Auch in Deutschland: Anschläge auf Kirchengebäude nehmen stark zu

Wer glaubt, die Anschläge auf Kirchengebäude und deren Amtspersonen seien alleine eine Besonderheit von Frankreich und deutscher Städte und Metropolen, der täuscht sich. Ein Gastbeitrag von Albrecht Künstle

Ich wohne im südbadischen Kleinstädtchen Herbolzheim mit etwas über 10.000 Einwohnern – es werden immer mehr, der Bürgermeister hatte sein Plansoll bei der Aufnahme von Migranten weit übererfüllt und jetzt kommen die Nachzügler. In den letzten Jahren wurde die Sakristei der katholischen Kirche aufgebrochen und sakrale Gegenstände gestohlen. „Herbolzheim zog Bilanz über ein schwieriges Jahr. Vandalismus in der Kirche geht weiter … Diebstähle in der katholischen Kirche reißen nicht ab“ usw. Die Original-Nachrichten darüber sind leider nicht mehr verfügbar.
Lourdes-Grotte in Brand gesetzt

Ein Kilometer entfernt befindet sich die kleine Wallfahrtskirche Maria Sand. Davor ist eine kleine Lourdes-Grotte, die einem Brandanschlag zum Opfer fiel. Und im Innern des Kirchleins stand ein Opferstock für arme Kinder. Er wurde skrupellos geplündert. Und oben am Berg bei den „drei Tannen“ steht ein Wegkreuz. Es wurde geschändet, der Gekreuzigte zerschlagen.

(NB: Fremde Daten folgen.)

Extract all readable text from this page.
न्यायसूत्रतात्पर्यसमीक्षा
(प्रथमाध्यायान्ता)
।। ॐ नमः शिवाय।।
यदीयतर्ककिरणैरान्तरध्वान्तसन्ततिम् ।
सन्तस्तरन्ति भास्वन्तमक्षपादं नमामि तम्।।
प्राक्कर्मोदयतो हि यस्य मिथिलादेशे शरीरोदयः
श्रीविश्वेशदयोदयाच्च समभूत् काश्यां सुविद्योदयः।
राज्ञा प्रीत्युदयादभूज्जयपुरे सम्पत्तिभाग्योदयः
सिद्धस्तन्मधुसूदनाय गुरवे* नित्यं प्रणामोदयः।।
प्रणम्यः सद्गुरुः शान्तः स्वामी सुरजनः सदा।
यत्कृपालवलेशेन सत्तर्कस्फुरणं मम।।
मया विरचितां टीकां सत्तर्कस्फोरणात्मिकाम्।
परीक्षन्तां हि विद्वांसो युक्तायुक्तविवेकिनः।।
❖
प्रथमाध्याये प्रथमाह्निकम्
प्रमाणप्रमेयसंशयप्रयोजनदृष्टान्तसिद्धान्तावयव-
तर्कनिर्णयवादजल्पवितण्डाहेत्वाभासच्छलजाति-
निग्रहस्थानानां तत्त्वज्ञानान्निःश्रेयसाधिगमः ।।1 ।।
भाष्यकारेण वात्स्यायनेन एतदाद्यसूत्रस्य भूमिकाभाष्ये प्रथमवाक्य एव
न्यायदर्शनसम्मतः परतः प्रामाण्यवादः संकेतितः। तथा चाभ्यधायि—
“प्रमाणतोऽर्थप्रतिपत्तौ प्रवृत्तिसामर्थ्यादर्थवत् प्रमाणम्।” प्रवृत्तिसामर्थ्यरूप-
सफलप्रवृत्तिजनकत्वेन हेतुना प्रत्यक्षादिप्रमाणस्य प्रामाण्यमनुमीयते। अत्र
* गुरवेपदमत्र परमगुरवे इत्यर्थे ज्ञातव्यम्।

Drei Kilometer südlich in Kenzingen: „Seit Wochen kommt es regelmäßig vor, dass in der Stadtkirche St. Laurentius in Kenzingen Kircheninventar missbraucht oder zerstört wird. Die katholische Pfarrgemeinde bittet die Bevölkerung darum, verdächtiges Verhalten zu melden. „Sollten sich diese Vorfälle jedoch wiederholen, sind wir leider gezwungen, die Kirche unter Umständen außerhalb der Gottesdienstzeiten zu schließen“, heißt es in einer Mitteilung der Pfarrgemeinde.
150 Meter entfernt ein Asylheim

Vier Kilometer westlich entfernt im beschaulichen Oberhausen steht die Ulrichkapelle. In ihr wurde früher für Kranke gebetet. Seit einiger Zeit ist der untere Bereich aller Butzenglas-Fenster eingeschlagen, als ob es in dieser Kapelle etwas zu holen gäbe. Sie gehört nicht der Kirche sondern der Gemeinde Rheinhausen. Doch statt die Fenster instand zu setzen, baute sie 150 meter entfernt ein Migrantenheim.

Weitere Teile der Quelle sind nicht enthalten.